A partir da análise dos jornais, podemos perceber uma articulação no imaginário que se aproxima ao regime presentista proposto por Hartog. Ao longo dos anos da reforma de preparação para a Copa do Mundo FIFA 2014, os jornais detalharam diariamente aspectos de como o novo estádio seria após a abertura. As descrições, em grande medida, apontavam para um velho estádio que havia fechado as portas para dar lugar a uma arena moderna com grandes características de um não-lugar. A arena reforçaria a ideia de um espetáculo que precisa ser apreciado individualmente, se tornando um espaço de consumo, rompendo com as tradições de torcida coletiva.

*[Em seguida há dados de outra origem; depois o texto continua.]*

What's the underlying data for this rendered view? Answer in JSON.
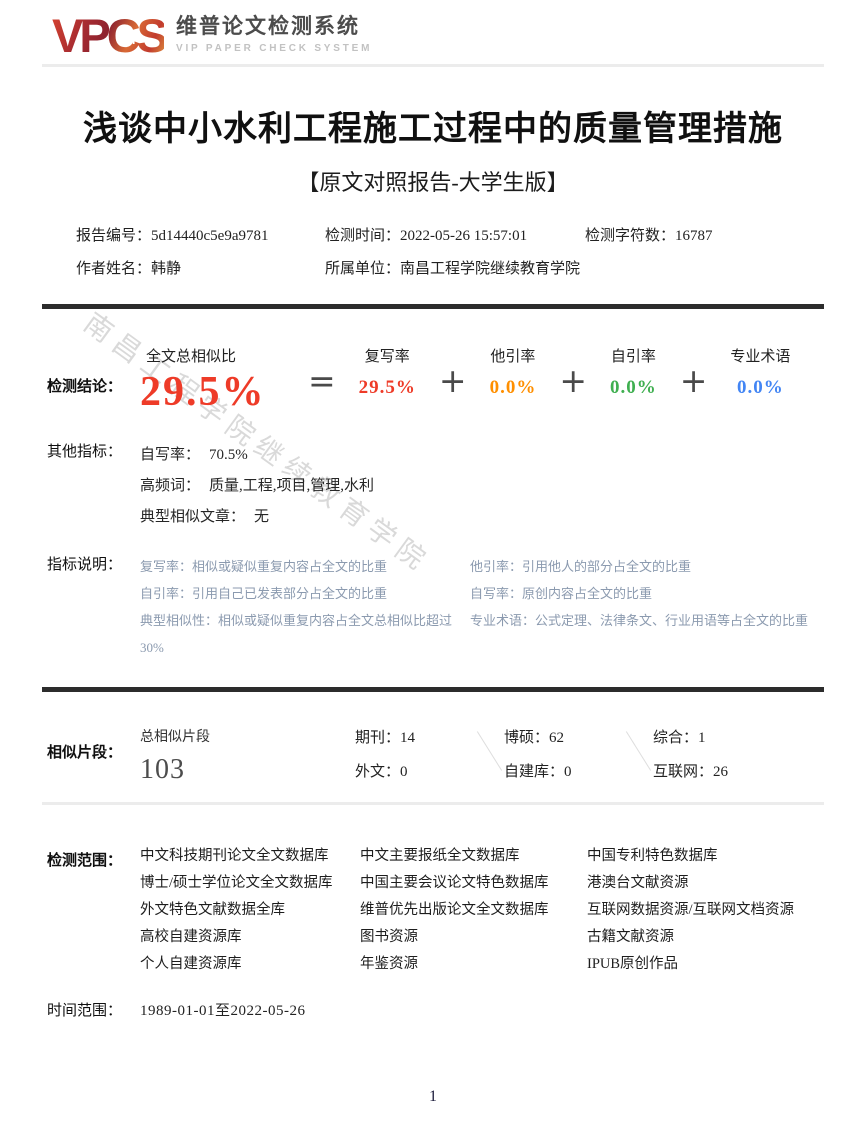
{
  "logo": {
    "acronym": "VPCS",
    "plus_glyph": "+",
    "title_cn": "维普论文检测系统",
    "title_en": "VIP PAPER CHECK SYSTEM"
  },
  "report": {
    "title": "浅谈中小水利工程施工过程中的质量管理措施",
    "subtitle": "【原文对照报告-大学生版】",
    "meta": {
      "report_no_label": "报告编号：",
      "report_no": "5d14440c5e9a9781",
      "check_time_label": "检测时间：",
      "check_time": "2022-05-26 15:57:01",
      "char_count_label": "检测字符数：",
      "char_count": "16787",
      "author_label": "作者姓名：",
      "author": "韩静",
      "org_label": "所属单位：",
      "org": "南昌工程学院继续教育学院"
    }
  },
  "conclusion": {
    "section_label": "检测结论：",
    "total": {
      "label": "全文总相似比",
      "value": "29.5%",
      "color": "#ee3b28"
    },
    "operators": {
      "equals": "=",
      "plus": "+"
    },
    "metrics": [
      {
        "label": "复写率",
        "value": "29.5%",
        "color": "#ee3b28"
      },
      {
        "label": "他引率",
        "value": "0.0%",
        "color": "#ff8f00"
      },
      {
        "label": "自引率",
        "value": "0.0%",
        "color": "#3faf50"
      },
      {
        "label": "专业术语",
        "value": "0.0%",
        "color": "#4285f4"
      }
    ]
  },
  "other_metrics": {
    "section_label": "其他指标：",
    "rows": [
      {
        "label": "自写率：",
        "value": "70.5%"
      },
      {
        "label": "高频词：",
        "value": "质量,工程,项目,管理,水利"
      },
      {
        "label": "典型相似文章：",
        "value": "无"
      }
    ]
  },
  "indicator_notes": {
    "section_label": "指标说明：",
    "left": [
      "复写率：相似或疑似重复内容占全文的比重",
      "自引率：引用自己已发表部分占全文的比重",
      "典型相似性：相似或疑似重复内容占全文总相似比超过30%"
    ],
    "right": [
      "他引率：引用他人的部分占全文的比重",
      "自写率：原创内容占全文的比重",
      "专业术语：公式定理、法律条文、行业用语等占全文的比重"
    ]
  },
  "similar_fragments": {
    "section_label": "相似片段：",
    "total_label": "总相似片段",
    "total_value": "103",
    "columns": [
      {
        "rows": [
          {
            "label": "期刊：",
            "value": "14"
          },
          {
            "label": "外文：",
            "value": "0"
          }
        ]
      },
      {
        "rows": [
          {
            "label": "博硕：",
            "value": "62"
          },
          {
            "label": "自建库：",
            "value": "0"
          }
        ]
      },
      {
        "rows": [
          {
            "label": "综合：",
            "value": "1"
          },
          {
            "label": "互联网：",
            "value": "26"
          }
        ]
      }
    ]
  },
  "scope": {
    "section_label": "检测范围：",
    "columns": [
      [
        "中文科技期刊论文全文数据库",
        "博士/硕士学位论文全文数据库",
        "外文特色文献数据全库",
        "高校自建资源库",
        "个人自建资源库"
      ],
      [
        "中文主要报纸全文数据库",
        "中国主要会议论文特色数据库",
        "维普优先出版论文全文数据库",
        "图书资源",
        "年鉴资源"
      ],
      [
        "中国专利特色数据库",
        "港澳台文献资源",
        "互联网数据资源/互联网文档资源",
        "古籍文献资源",
        "IPUB原创作品"
      ]
    ]
  },
  "time_range": {
    "label": "时间范围：",
    "value": "1989-01-01至2022-05-26"
  },
  "watermark": "南昌工程学院继续教育学院",
  "footer": {
    "page_number": "1"
  }
}
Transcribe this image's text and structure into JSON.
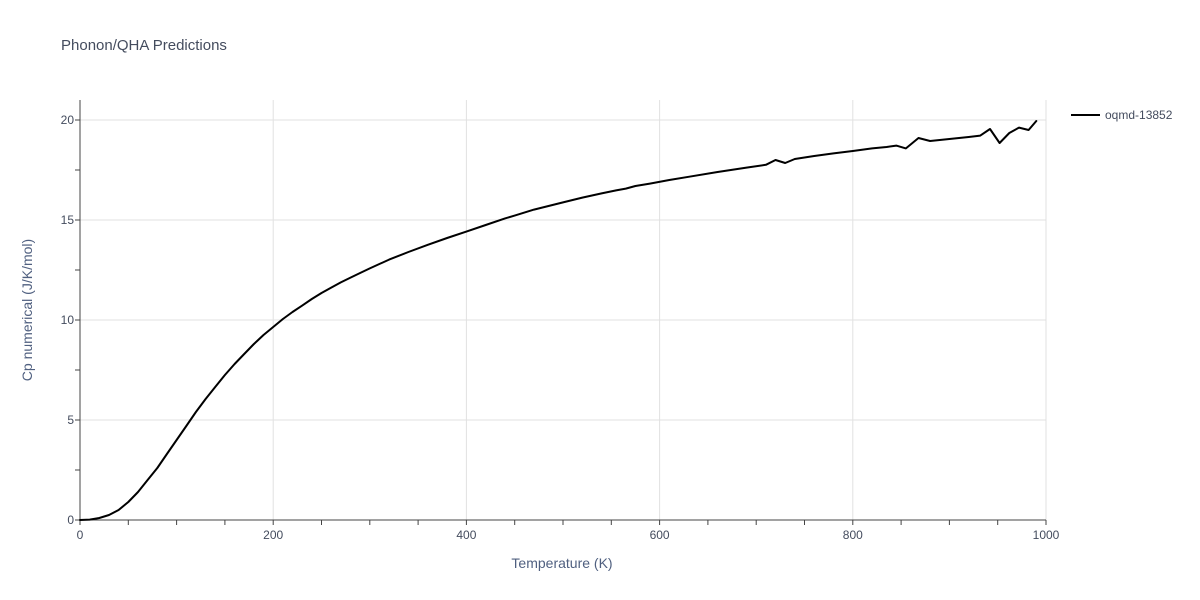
{
  "chart_data": {
    "type": "line",
    "title": "Phonon/QHA Predictions",
    "xlabel": "Temperature (K)",
    "ylabel": "Cp numerical (J/K/mol)",
    "xlim": [
      0,
      1000
    ],
    "ylim": [
      0,
      21
    ],
    "xticks": [
      0,
      200,
      400,
      600,
      800,
      1000
    ],
    "yticks": [
      0,
      5,
      10,
      15,
      20
    ],
    "xtick_labels": [
      "0",
      "200",
      "400",
      "600",
      "800",
      "1000"
    ],
    "ytick_labels": [
      "0",
      "5",
      "10",
      "15",
      "20"
    ],
    "grid": true,
    "legend_position": "top-right",
    "line_color": "#000000",
    "series": [
      {
        "name": "oqmd-13852",
        "x": [
          0,
          10,
          20,
          30,
          40,
          50,
          60,
          70,
          80,
          90,
          100,
          110,
          120,
          130,
          140,
          150,
          160,
          170,
          180,
          190,
          200,
          210,
          220,
          230,
          240,
          250,
          260,
          270,
          280,
          290,
          300,
          320,
          340,
          360,
          380,
          400,
          420,
          440,
          450,
          470,
          500,
          520,
          540,
          555,
          565,
          575,
          590,
          610,
          630,
          660,
          690,
          710,
          720,
          730,
          740,
          760,
          780,
          800,
          820,
          835,
          845,
          855,
          868,
          880,
          900,
          920,
          932,
          942,
          952,
          962,
          972,
          982,
          990
        ],
        "y": [
          0,
          0.02,
          0.1,
          0.25,
          0.5,
          0.9,
          1.4,
          2.0,
          2.6,
          3.3,
          4.0,
          4.7,
          5.4,
          6.05,
          6.65,
          7.25,
          7.8,
          8.3,
          8.8,
          9.25,
          9.65,
          10.05,
          10.4,
          10.72,
          11.05,
          11.35,
          11.62,
          11.88,
          12.12,
          12.35,
          12.58,
          13.02,
          13.4,
          13.76,
          14.1,
          14.42,
          14.75,
          15.08,
          15.22,
          15.52,
          15.88,
          16.12,
          16.33,
          16.48,
          16.57,
          16.7,
          16.82,
          17.0,
          17.16,
          17.4,
          17.62,
          17.76,
          18.0,
          17.85,
          18.05,
          18.2,
          18.33,
          18.45,
          18.58,
          18.65,
          18.72,
          18.58,
          19.1,
          18.95,
          19.05,
          19.15,
          19.22,
          19.55,
          18.85,
          19.35,
          19.62,
          19.5,
          19.95
        ]
      }
    ]
  }
}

Dessa forma, percebe-se que o Mineirão, no imaginário dos jornais, está, em grande medida, ligado ao regime de historicidade presentista, pois sua nova configuração preza pelo ganho imediato em cima de um bem público. Tal perspectiva não é necessariamente boa ou ruim, pois é preciso ser sustentável para continuar funcionando, a questão aqui é perceber quais são os significados das ações no contexto estudado. Entretanto, o Mineirão é uma arquitetura com mais de 50 anos de idade. Várias formas de apropriação ocorreram ao longo do tempo. Apropriações que se chocaram com o Novo Mineirão, aberto em 2013. Nesse sentido, uma pesquisa oral com torcedores, que frequentavam o estádio antes da reforma e não vão mais, ou torcedores que iam e continuam indo, ou torcedores que só conhecem o novo Mineirão, poderia render um rico estudo sobre como o estádio é percebido.